\( 6.1 \frac{\sin 210^{\circ} \cos 300^{\circ} \tan 240^{\circ}}{\cos 120^{\circ} \tan 150^{\circ} \sin 330^{\circ}} \) \( 6.2[\sin (-\theta)+\cos (360-\theta)]\left[\cos (90-\theta)+\frac{\sin \theta}{\tan \theta}\right] \) 6.3 If \( \tan x=m+\frac{1}{m}, 90^{\circ} \leq x \leq 270^{\circ} \) and \( m^{2}+\frac{1}{m^{2}}=1 \) Calculate the value of \( x \) without the use of a calculator.
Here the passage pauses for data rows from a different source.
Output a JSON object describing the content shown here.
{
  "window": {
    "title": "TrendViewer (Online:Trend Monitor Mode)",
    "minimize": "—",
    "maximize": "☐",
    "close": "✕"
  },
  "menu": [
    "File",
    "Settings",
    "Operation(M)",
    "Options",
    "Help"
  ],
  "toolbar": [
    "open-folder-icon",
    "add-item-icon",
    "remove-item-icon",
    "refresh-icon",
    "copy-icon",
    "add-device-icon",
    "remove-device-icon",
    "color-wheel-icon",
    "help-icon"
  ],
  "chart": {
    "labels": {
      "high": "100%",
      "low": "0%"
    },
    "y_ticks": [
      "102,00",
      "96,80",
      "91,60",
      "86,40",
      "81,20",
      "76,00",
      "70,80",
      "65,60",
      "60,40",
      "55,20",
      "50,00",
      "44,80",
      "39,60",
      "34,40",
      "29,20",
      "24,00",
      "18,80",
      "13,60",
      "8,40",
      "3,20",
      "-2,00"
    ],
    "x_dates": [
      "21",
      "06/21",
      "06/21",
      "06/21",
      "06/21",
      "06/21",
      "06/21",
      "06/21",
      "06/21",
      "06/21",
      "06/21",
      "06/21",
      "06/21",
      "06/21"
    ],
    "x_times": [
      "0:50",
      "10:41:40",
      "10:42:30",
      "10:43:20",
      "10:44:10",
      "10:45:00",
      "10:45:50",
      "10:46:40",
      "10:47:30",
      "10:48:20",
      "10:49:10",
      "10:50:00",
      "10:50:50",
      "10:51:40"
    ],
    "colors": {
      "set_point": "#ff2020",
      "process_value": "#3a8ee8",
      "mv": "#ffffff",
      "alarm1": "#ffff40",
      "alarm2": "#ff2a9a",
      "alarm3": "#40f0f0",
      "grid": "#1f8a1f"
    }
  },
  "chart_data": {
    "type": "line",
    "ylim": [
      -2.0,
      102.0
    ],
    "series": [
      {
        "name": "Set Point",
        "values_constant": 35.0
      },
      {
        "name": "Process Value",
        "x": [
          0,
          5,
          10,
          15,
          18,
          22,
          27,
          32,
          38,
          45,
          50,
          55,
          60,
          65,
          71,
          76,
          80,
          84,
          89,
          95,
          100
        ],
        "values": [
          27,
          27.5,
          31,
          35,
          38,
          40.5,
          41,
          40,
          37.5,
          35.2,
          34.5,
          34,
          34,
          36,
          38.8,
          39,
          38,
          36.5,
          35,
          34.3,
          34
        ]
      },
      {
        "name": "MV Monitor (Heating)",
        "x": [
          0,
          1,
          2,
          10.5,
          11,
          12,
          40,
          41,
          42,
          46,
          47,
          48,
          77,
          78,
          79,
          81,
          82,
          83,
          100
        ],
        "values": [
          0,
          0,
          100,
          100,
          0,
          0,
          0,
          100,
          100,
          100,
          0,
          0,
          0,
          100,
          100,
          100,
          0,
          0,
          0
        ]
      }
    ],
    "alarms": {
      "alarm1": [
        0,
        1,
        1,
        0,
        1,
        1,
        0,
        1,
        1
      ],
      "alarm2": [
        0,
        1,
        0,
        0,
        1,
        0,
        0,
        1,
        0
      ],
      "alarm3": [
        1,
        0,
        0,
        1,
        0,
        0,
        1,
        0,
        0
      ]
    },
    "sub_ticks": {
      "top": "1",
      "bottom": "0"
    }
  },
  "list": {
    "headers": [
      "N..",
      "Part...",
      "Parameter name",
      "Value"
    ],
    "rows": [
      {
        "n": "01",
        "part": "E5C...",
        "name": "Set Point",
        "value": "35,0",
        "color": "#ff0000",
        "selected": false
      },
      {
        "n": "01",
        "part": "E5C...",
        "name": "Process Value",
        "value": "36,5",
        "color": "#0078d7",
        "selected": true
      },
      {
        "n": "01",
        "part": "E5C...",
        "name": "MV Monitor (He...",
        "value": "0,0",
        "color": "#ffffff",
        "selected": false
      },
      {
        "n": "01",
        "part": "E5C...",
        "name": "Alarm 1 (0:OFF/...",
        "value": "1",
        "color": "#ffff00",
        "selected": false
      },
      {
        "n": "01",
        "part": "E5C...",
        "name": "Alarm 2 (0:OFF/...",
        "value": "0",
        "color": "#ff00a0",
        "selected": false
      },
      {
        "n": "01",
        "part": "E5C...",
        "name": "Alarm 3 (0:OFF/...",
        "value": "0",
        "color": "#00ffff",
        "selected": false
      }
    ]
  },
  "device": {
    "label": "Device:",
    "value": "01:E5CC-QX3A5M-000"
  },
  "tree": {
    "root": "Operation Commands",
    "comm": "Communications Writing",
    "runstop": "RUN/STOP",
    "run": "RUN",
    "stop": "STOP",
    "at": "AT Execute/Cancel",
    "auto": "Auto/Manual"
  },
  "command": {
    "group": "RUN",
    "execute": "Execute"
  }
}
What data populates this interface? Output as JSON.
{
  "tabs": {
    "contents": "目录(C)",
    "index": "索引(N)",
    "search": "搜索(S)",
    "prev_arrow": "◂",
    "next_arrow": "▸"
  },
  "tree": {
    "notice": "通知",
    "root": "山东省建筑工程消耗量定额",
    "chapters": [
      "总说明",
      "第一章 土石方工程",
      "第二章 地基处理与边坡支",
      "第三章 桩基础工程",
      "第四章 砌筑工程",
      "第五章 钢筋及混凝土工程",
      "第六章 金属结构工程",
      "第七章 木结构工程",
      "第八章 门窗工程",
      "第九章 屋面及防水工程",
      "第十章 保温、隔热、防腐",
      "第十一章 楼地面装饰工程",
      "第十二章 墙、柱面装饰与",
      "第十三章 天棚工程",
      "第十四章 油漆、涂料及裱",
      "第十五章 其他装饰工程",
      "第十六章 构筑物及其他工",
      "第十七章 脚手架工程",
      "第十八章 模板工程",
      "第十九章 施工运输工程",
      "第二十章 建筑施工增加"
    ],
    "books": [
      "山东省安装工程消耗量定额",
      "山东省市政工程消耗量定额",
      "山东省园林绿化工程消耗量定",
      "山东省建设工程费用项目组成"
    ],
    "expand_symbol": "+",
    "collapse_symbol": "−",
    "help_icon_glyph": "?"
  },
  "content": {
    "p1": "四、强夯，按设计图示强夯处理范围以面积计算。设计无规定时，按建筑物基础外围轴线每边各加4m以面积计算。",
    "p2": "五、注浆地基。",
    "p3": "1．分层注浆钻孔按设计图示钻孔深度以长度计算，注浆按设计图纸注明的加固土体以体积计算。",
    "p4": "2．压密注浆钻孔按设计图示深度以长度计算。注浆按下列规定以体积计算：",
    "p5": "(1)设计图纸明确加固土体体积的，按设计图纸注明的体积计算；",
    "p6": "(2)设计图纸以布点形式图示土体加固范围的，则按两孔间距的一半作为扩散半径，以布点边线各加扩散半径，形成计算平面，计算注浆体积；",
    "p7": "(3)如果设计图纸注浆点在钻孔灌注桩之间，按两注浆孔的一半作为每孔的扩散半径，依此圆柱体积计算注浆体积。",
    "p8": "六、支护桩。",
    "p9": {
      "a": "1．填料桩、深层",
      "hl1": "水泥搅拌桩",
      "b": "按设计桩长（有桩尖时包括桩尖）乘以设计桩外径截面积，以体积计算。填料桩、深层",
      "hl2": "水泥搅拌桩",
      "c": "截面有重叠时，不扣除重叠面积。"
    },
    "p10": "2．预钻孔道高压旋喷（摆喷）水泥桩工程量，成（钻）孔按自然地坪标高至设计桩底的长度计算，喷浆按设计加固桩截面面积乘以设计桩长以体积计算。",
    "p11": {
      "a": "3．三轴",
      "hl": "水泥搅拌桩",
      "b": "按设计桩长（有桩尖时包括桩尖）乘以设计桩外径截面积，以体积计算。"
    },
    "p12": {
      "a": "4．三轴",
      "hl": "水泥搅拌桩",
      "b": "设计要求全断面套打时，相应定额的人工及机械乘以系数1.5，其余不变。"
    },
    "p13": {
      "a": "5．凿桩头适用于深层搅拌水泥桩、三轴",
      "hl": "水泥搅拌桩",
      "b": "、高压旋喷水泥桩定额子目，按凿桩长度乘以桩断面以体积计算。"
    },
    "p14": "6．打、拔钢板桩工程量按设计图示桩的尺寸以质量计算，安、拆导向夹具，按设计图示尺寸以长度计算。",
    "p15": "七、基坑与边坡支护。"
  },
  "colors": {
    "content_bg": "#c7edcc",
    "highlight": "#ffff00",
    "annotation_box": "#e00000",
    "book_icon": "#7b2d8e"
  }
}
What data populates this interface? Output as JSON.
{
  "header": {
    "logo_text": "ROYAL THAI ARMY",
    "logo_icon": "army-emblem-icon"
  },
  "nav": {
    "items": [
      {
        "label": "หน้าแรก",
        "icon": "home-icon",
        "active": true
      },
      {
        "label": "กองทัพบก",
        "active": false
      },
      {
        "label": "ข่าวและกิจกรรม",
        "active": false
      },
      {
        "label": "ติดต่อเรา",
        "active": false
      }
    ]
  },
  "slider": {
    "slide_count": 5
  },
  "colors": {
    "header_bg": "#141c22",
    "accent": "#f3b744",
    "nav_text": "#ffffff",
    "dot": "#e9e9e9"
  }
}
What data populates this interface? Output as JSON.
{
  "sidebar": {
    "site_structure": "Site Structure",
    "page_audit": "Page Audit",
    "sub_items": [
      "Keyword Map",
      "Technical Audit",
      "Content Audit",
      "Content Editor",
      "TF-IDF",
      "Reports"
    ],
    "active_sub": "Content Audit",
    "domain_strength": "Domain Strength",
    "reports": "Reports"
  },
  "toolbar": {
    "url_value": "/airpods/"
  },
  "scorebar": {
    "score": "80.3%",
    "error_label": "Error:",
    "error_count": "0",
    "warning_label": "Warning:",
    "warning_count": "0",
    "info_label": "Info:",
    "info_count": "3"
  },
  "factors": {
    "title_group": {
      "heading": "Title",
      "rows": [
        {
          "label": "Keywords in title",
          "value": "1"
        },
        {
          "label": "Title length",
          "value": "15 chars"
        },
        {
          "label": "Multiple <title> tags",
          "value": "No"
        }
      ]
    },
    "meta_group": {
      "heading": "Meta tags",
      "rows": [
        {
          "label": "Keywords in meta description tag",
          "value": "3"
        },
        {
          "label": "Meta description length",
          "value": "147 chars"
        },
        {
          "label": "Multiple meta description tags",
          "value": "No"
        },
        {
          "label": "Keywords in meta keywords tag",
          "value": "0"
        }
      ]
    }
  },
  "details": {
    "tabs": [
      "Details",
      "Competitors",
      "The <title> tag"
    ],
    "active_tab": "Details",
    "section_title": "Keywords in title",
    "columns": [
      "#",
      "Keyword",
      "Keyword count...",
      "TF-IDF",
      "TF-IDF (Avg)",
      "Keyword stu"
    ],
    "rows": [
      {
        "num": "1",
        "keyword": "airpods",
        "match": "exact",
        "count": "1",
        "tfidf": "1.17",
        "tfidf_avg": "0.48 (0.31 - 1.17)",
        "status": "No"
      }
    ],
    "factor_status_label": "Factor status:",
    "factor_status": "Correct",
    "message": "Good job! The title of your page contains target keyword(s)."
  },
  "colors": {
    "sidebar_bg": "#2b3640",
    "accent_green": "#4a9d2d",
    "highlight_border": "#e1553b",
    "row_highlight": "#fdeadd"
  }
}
C

To solve the problem: **Given:** - \( \tan x = m + \frac{1}{m} \) - \( 90^{\circ} \leq x \leq 270^{\circ} \) - \( m^{2} + \frac{1}{m^{2}} = 1 \) **Step-by-Step Solution:** 1. **Express \( \tan x \) in terms of \( m \):** \[ \tan x = m + \frac{1}{m} \] 2. **Use the given equation \( m^{2} + \frac{1}{m^{2}} = 1 \):** \[ m^{2} + \frac{1}{m^{2}} = 1 \] Notice that: \[ \left( m + \frac{1}{m} \right)^2 = m^2 + 2 \cdot m \cdot \frac{1}{m} + \frac{1}{m^2} = m^2 + 2 + \frac{1}{m^2} \] Therefore: \[ \left( m + \frac{1}{m} \right)^2 = 1 + 2 = 3 \implies m + \frac{1}{m} = \pm\sqrt{3} \] So: \[ \tan x = \pm\sqrt{3} \] 3. **Determine \( x \) within the given interval \( 90^{\circ} \leq x \leq 270^{\circ} \):** - **If \( \tan x = \sqrt{3} \):** - The general solution for \( \tan x = \sqrt{3} \) is \( x = 60^{\circ} + k \cdot 180^{\circ} \). - Within \( 90^{\circ} \leq x \leq 270^{\circ} \): \[ x = 240^{\circ} \] - **If \( \tan x = -\sqrt{3} \):** - The general solution for \( \tan x = -\sqrt{3} \) is \( x = 120^{\circ} + k \cdot 180^{\circ} \). - Within \( 90^{\circ} \leq x \leq 270^{\circ} \): \[ x = 120^{\circ} \] 4. **Conclusion:** - The possible values of \( x \) within the specified interval that satisfy the given conditions are: \[ x = 120^{\circ} \quad \text{and} \quad x = 240^{\circ} \] **Final Answer:** The possible values of \( x \) are \(120^\circ\) and \(240^\circ\).